Ecuador’s trade minister Julio José Prado
Trade minister Julio José Prado said the deal signed on Wednesday ‘puts Ecuador on Asia’s map’ © Jose Jacome/EPA-EFE/Shutterstock

Ecuador and China have signed a free trade agreement, deepening ties between the Andean nation and the world’s second-biggest economy and frustrating US opposition to Beijing’s growing influence in the region.

The deal would boost Ecuador’s non-oil exports over the next 10 years by $3bn-$4bn, or as much as a third, according to the trade ministry. China is Ecuador’s largest non-oil trade partner and has become an increasingly important source of financing for the Latin American nation, where it has backed infrastructure and energy.

The free trade agreement could dismay the US, Ecuador’s largest trading partner when including oil, its biggest export.
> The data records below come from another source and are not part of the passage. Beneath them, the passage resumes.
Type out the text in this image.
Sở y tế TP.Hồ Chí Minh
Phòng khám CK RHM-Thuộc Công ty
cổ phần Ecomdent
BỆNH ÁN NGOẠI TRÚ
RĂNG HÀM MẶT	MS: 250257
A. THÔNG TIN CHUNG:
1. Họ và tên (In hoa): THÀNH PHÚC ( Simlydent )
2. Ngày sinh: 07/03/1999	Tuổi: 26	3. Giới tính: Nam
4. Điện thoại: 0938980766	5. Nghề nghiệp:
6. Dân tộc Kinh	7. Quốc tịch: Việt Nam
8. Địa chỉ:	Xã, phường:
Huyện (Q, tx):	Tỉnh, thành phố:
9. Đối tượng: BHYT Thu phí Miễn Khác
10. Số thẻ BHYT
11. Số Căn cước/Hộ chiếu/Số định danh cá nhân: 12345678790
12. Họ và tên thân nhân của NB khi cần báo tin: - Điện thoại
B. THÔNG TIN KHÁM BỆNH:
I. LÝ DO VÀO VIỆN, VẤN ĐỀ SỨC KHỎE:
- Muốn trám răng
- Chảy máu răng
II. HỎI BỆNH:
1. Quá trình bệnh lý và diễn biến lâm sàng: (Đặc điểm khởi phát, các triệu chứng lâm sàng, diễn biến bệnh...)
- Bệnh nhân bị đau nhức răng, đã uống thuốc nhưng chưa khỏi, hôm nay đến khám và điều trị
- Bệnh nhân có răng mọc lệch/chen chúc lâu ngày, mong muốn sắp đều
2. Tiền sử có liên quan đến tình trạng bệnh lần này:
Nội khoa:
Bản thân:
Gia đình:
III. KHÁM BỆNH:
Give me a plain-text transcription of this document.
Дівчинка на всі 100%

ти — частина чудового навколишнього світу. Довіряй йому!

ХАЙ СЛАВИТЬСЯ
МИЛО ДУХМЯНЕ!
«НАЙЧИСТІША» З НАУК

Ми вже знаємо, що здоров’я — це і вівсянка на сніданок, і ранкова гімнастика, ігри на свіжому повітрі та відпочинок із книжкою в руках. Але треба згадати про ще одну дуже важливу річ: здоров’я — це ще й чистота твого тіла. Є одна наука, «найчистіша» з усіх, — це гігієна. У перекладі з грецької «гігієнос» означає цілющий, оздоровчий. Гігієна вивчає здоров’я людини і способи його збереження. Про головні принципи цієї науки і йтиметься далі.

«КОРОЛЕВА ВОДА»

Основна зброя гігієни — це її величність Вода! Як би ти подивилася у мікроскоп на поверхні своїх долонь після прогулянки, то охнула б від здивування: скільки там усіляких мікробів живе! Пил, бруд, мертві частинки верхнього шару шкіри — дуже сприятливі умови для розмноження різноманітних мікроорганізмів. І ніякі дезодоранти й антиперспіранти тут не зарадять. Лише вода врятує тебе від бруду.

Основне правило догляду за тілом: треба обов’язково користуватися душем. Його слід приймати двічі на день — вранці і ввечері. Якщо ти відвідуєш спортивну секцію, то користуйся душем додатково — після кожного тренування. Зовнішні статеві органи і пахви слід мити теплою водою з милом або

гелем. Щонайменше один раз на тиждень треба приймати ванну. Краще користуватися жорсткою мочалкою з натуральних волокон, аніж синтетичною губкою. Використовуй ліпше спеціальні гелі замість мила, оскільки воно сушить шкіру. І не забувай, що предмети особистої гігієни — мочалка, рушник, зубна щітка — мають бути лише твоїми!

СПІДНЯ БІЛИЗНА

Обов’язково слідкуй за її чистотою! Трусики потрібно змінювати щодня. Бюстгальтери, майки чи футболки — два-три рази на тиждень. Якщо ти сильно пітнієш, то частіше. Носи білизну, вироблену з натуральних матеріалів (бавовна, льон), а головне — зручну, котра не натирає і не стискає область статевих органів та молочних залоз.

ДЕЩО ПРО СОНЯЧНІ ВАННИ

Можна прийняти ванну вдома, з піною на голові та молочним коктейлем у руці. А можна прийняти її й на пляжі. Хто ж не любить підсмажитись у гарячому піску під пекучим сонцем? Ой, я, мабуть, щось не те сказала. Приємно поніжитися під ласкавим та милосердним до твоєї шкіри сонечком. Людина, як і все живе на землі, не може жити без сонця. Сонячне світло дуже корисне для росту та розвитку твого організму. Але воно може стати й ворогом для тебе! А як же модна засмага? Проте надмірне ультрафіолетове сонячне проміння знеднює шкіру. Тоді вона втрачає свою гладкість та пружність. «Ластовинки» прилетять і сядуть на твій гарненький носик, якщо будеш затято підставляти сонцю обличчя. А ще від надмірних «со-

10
Washington has sought to counter Beijing’s growing influence in Latin America, where China has free trade agreements with Peru, Chile and Costa Rica.

The deal allows preferential access for 99 per cent of exports to China, the government said, in particular agricultural and agro-industrial products including shrimp, bananas, cut flowers, cocoa and coffee. It excludes 800 products to protect local manufacturing.

The deal “puts Ecuador on Asia’s map”, said Ecuadorean production, trade, investment and fishing minister Julio José Prado during a signing ceremony on Wednesday.

“This is an opportunity to widen co-operation,” said China’s trade minister Wang Wentao, who appeared from Beijing via video link.

But the deal, which still needs to be ratified by Ecuador’s national assembly, is likely to face resistance. President Guillermo Lasso faces possible impeachment by the opposition-led congress on embezzlement charges, which he denies. With a trial expected next week, the president may no longer be in office when the agreement reaches the legislature.

Lasso is a pro-American conservative who had sought closer trade and investment ties with the US but his ambassador to Washington, Ivonne Baki, had complained in 2021 that the Biden administration was not paying Ecuador enough attention and did not understand the urgency of helping its allies in Latin America.

“We don’t want to go there, [Lasso] doesn’t want to,” Baki told Axios in an interview outlining that Quito might be “obliged” to shift towards China.

In December, Republican senator Marco Rubio wrote to Scott Nathan, chief executive of the US International Development Finance Corporation, urging enhanced American investment in Ecuador to counter Chinese influence.

China has become Ecuador’s most important financial partner over the past decade, beginning under leftist former president Rafael Correa, who was in office from 2007 to 2017 and was openly critical of the US. 

Since 2010, loans from two Chinese state-backed policy banks — many of them tied to long-term crude oil delivery contracts — have totalled about $18bn, according to the China-Latin America Finance Database. Some economists say the debt burden gives Beijing more political leverage.

Last September, Ecuador reached a debt restructuring deal with banks that is expected to provide $1.4bn in relief until 2025.

Bilateral trade was estimated at $12bn last year, with exports to China valued at $5.7bn, up 58 per cent from 2021, according to the Quito Chamber of Commerce. Imports from China, mostly industrial materials, were valued at $6.4bn.

China’s commerce ministry said Ecuador was “an important partner” in its Belt and Road Initiative, adding that the trade pact sent “a positive signal to the international community to support multilateralism and free trade”, as Beijing seeks to push back against economic decoupling and portray itself as a proponent of globalisation.

Lasso has also pursued a free trade deal with the US to little avail.

“The Lasso administration consistently looks to play the US and China off of each other, and there is a strong desire in Washington to support his government, but trade is an area where there are real limits to how far it can go,” said Risa Grais-Targow, who covers Ecuador for the Eurasia Group.

“Ecuador is a small economy where the US can potentially counter China, and probably unique in that it’s a US ally with significant exposure to China.”